なぜなら、環境・エネルギー・医療と言ってもそれほど裾野が広いわけではない。
そして、そんなものは元々国の規制が強い分野で、一個人、零細企業が直ぐ明日から参入すると言うわけに行かない産業ばかりである。
もっと簡単に言えば、国民のふところ具合が良くならない、資産が増えないと言うことである。
国民の資産が増えないというのは、相対的に国民が貧乏になると言うことで、そのために消費を控えることである。もっともその時は、消費国家ではないから国内消費は関係ないかも知れないが。
そして、今の日本が豊かで、技術が進んでいてたくさんのお店があるというのは、前掲の様に消費国家であるという安定した国内需要が背景にあるからである。
その消費国家を廃業して、今までと同じような環境が続くと思っているとすればこんな「国家戦略」など何の役にも立たない。
何時も思うのだが、種々の政策を考える時に実施の模擬実験などをなぜやらないのかと言うことであろう。

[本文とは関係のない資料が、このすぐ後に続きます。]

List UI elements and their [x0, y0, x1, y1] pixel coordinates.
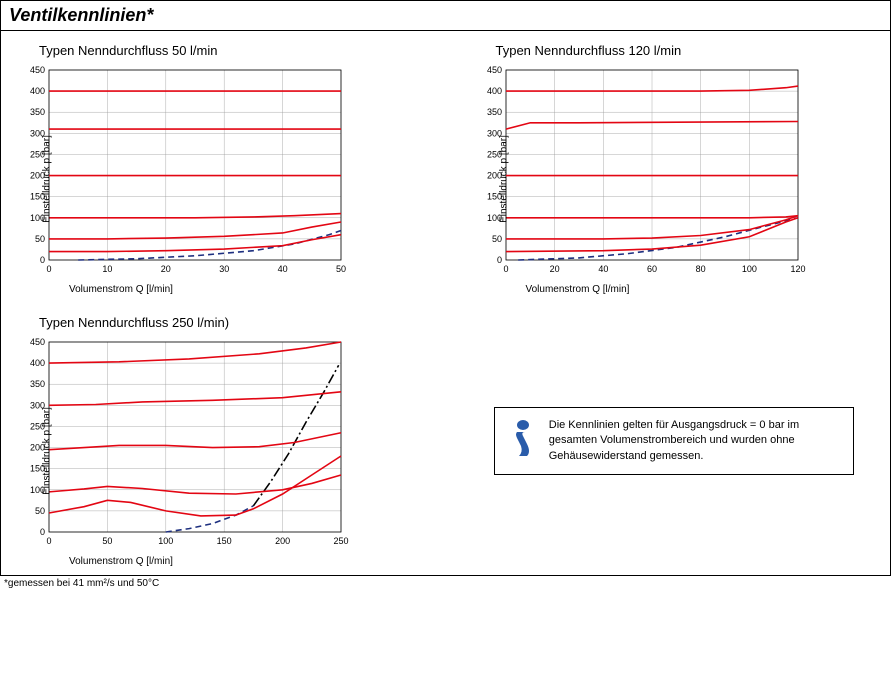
info-text: Die Kennlinien gelten für Ausgangsdruck … [549, 418, 839, 464]
svg-text:0: 0 [46, 536, 51, 546]
svg-text:50: 50 [336, 264, 346, 274]
svg-text:0: 0 [40, 255, 45, 265]
svg-text:40: 40 [278, 264, 288, 274]
chart-250: Typen Nenndurchfluss 250 l/min) Einstell… [9, 315, 426, 567]
chart-title: Typen Nenndurchfluss 120 l/min [496, 43, 883, 58]
svg-text:120: 120 [790, 264, 805, 274]
svg-text:50: 50 [491, 234, 501, 244]
svg-text:30: 30 [219, 264, 229, 274]
svg-text:200: 200 [275, 536, 290, 546]
chart-title: Typen Nenndurchfluss 250 l/min) [39, 315, 426, 330]
svg-text:450: 450 [30, 337, 45, 347]
chart-120: Typen Nenndurchfluss 120 l/min Einstelld… [466, 43, 883, 295]
svg-text:80: 80 [695, 264, 705, 274]
info-cell: Die Kennlinien gelten für Ausgangsdruck … [466, 315, 883, 567]
svg-text:40: 40 [598, 264, 608, 274]
info-box: Die Kennlinien gelten für Ausgangsdruck … [494, 407, 854, 475]
svg-text:450: 450 [486, 65, 501, 75]
svg-text:250: 250 [333, 536, 348, 546]
chart-title: Typen Nenndurchfluss 50 l/min [39, 43, 426, 58]
chart-svg: 0204060801001200501001502002503003504004… [466, 62, 806, 282]
chart-svg: 01020304050050100150200250300350400450 [9, 62, 349, 282]
svg-text:400: 400 [30, 358, 45, 368]
svg-text:60: 60 [646, 264, 656, 274]
svg-text:400: 400 [486, 86, 501, 96]
svg-text:350: 350 [30, 379, 45, 389]
svg-text:50: 50 [35, 506, 45, 516]
svg-text:20: 20 [549, 264, 559, 274]
svg-text:0: 0 [503, 264, 508, 274]
chart-50: Typen Nenndurchfluss 50 l/min Einstelldr… [9, 43, 426, 295]
svg-text:50: 50 [35, 234, 45, 244]
svg-text:0: 0 [46, 264, 51, 274]
svg-text:400: 400 [30, 86, 45, 96]
y-axis-label: Einstelldruck p [bar] [41, 407, 52, 495]
svg-text:350: 350 [30, 107, 45, 117]
y-axis-label: Einstelldruck p [bar] [41, 135, 52, 223]
info-icon [509, 418, 537, 458]
svg-text:350: 350 [486, 107, 501, 117]
section-header: Ventilkennlinien* [1, 1, 890, 31]
x-axis-label: Volumenstrom Q [l/min] [69, 284, 426, 295]
svg-text:0: 0 [40, 527, 45, 537]
svg-text:50: 50 [102, 536, 112, 546]
svg-text:20: 20 [161, 264, 171, 274]
y-axis-label: Einstelldruck p [bar] [498, 135, 509, 223]
svg-text:0: 0 [496, 255, 501, 265]
content-grid: Typen Nenndurchfluss 50 l/min Einstelldr… [1, 31, 890, 575]
x-axis-label: Volumenstrom Q [l/min] [526, 284, 883, 295]
svg-text:150: 150 [217, 536, 232, 546]
x-axis-label: Volumenstrom Q [l/min] [69, 556, 426, 567]
footnote: *gemessen bei 41 mm²/s und 50°C [0, 576, 893, 591]
svg-text:450: 450 [30, 65, 45, 75]
page-frame: Ventilkennlinien* Typen Nenndurchfluss 5… [0, 0, 891, 576]
chart-svg: 0501001502002500501001502002503003504004… [9, 334, 349, 554]
svg-text:10: 10 [102, 264, 112, 274]
svg-text:100: 100 [741, 264, 756, 274]
svg-text:100: 100 [158, 536, 173, 546]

もしそう言う模擬実験をするとすれば、今までの政策の失敗など結果を見なくとも明らかなはずである。
古くは、東京都の都電。
都電が交通渋滞のガンであると取り上げて、廃止をした。確かに一時的に交通渋滞は減ったものの、道が空いているというので車が殺到して直ぐに元の状態に。
こんなものは、予めわかる想定だろう。
橋本元首相が消費税を5%にした時も、模擬実験をしていればどの様になるか解ったはずである。
当時、竹村健一氏は米国の例を挙げてその時点での値上げに反対した。
結果は、竹村健一氏の予想と通りに以上に悪化して現在の大国債の積み上げに貢献した。実は、竹村健一氏はバブルのハードランディングの危険性を察知して、大不況になりますと予想した唯一の評論家であった。